Os números apresentados na HDC 2026 refletem uma mudança que já está em curso no mercado. No primeiro trimestre de 2026, o HarmonyOS detinha 19% do mercado chinês de sistemas operacionais para smartphones, contra 16% do iOS da Apple e 65% do Android. Segundo a Counterpoint Research, o HarmonyOS ultrapassou o iOS na China pela primeira vez no segundo trimestre de 2025. Essa trajetória importa mais do que qualquer recurso isolado, porque a China é simultaneamente o mercado em que a Apple não consegue operar no nível de inteligência artificial e aquele para o qual a Huawei otimizou completamente sua plataforma.

Apesar do avanço, há limites a serem considerados. O HarmonyOS 7 está atualmente em versão beta para desenvolvedores, com lançamento estável previsto para o outono deste ano. Os mais de 2.000 agentes de IA estão ancorados no ecossistema de aplicativos chinês. A plataforma conta com mais de 400 mil aplicações e serviços, número expressivo, mas ainda uma fração do que a App Store da Apple oferece. As ambições da Huawei de levar o HarmonyOS ao mercado internacional permanecem, por enquanto, apenas no plano das intenções.
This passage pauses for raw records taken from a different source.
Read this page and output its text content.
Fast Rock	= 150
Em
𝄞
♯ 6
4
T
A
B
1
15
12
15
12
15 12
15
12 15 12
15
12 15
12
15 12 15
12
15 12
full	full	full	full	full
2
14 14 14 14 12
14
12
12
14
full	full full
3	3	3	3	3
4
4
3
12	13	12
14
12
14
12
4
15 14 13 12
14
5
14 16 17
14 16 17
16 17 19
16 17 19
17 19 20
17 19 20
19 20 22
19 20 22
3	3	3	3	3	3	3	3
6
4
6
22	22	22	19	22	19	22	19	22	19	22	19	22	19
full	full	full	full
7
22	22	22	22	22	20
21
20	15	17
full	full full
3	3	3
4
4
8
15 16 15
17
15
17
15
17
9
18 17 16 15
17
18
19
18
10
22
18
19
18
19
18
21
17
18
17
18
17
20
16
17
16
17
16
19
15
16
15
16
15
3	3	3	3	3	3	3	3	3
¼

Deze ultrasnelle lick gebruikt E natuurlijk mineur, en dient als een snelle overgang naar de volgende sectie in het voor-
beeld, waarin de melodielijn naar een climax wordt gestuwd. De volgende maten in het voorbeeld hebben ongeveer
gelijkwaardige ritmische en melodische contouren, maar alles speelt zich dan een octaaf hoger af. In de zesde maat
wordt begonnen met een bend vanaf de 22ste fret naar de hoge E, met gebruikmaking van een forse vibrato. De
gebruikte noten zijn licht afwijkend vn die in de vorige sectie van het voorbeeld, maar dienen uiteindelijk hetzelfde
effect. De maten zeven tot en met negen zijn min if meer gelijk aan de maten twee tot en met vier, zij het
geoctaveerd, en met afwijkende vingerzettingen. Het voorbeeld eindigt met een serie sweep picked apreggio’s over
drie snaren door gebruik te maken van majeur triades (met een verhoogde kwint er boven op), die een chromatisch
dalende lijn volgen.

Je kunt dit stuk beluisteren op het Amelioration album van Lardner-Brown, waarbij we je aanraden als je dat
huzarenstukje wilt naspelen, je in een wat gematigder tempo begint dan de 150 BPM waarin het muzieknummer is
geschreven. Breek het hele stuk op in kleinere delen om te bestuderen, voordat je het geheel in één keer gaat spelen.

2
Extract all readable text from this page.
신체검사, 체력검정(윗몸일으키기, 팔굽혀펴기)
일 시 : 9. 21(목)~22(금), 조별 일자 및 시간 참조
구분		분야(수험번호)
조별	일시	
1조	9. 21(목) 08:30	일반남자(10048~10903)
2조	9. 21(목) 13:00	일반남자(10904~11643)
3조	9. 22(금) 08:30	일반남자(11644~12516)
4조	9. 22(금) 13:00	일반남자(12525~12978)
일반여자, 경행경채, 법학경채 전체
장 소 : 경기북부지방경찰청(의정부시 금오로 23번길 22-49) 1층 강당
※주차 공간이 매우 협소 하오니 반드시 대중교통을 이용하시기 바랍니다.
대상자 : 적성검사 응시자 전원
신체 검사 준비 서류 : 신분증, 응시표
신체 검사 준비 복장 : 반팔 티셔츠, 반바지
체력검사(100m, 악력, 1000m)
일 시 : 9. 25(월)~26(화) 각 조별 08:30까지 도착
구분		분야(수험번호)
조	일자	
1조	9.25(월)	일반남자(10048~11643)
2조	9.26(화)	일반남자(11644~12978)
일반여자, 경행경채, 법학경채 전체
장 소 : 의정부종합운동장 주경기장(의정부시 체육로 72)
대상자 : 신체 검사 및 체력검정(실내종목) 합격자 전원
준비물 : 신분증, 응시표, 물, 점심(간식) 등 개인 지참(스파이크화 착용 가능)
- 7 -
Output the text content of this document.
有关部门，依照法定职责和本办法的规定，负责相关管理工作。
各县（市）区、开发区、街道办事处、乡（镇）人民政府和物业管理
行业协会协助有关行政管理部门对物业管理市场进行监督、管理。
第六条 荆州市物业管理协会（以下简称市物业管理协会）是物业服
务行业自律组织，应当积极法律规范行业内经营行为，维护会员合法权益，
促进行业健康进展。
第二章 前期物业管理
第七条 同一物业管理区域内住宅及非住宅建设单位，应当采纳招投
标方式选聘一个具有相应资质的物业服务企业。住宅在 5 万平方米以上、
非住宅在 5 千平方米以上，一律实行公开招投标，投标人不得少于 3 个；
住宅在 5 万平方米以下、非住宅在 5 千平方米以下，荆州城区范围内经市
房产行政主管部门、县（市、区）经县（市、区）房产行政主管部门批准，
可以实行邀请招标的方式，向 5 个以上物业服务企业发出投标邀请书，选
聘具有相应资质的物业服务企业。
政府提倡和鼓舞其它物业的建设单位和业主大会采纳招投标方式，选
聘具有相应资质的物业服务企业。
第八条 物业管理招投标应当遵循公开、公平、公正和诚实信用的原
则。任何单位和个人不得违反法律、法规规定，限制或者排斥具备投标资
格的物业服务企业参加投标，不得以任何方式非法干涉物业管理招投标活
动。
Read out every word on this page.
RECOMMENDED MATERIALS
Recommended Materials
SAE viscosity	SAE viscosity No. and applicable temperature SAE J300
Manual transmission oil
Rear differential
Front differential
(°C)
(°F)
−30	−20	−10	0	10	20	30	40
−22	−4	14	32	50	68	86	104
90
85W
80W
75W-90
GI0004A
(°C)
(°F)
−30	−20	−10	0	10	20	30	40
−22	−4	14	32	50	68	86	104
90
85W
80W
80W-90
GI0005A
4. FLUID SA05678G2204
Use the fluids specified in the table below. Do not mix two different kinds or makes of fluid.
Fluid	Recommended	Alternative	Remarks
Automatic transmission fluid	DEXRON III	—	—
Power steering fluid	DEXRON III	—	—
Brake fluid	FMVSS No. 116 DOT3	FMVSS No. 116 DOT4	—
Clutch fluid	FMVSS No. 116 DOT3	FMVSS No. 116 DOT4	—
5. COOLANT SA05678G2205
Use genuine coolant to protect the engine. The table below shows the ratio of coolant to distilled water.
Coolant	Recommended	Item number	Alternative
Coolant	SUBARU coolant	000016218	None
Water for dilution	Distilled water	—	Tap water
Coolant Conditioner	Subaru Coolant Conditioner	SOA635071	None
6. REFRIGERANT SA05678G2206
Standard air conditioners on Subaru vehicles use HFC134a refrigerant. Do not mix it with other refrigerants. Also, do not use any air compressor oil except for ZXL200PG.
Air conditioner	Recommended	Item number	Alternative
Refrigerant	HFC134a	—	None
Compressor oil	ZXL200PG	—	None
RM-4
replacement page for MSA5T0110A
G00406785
Há também um detalhe de design que atenua a narrativa de ruptura: o HarmonyOS 7 adota a mesma estética Liquid Glass introduzida pela Apple no iOS 26 e também adotada pela Samsung no One UI 9. A linguagem visual converge, mesmo enquanto as arquiteturas subjacentes e os ambientes regulatórios seguem caminhos opostos.

O HarmonyOS existe por causa das sanções dos Estados Unidos. Quando a Huawei perdeu o acesso ao Android do Google em 2019, foi obrigada a construir um sistema próprio. Em janeiro de 2026, mais de 90% dos dispositivos da marca já rodavam a versão totalmente desenvolvida internamente. Essa independência forçada se transformou em uma vantagem estrutural justamente no mercado em que a Apple não consegue atualmente implementar seu principal recurso de inteligência artificial. As sanções construíram a plataforma e o cenário regulatório desobstruiu o caminho para que ela conquistasse espaço.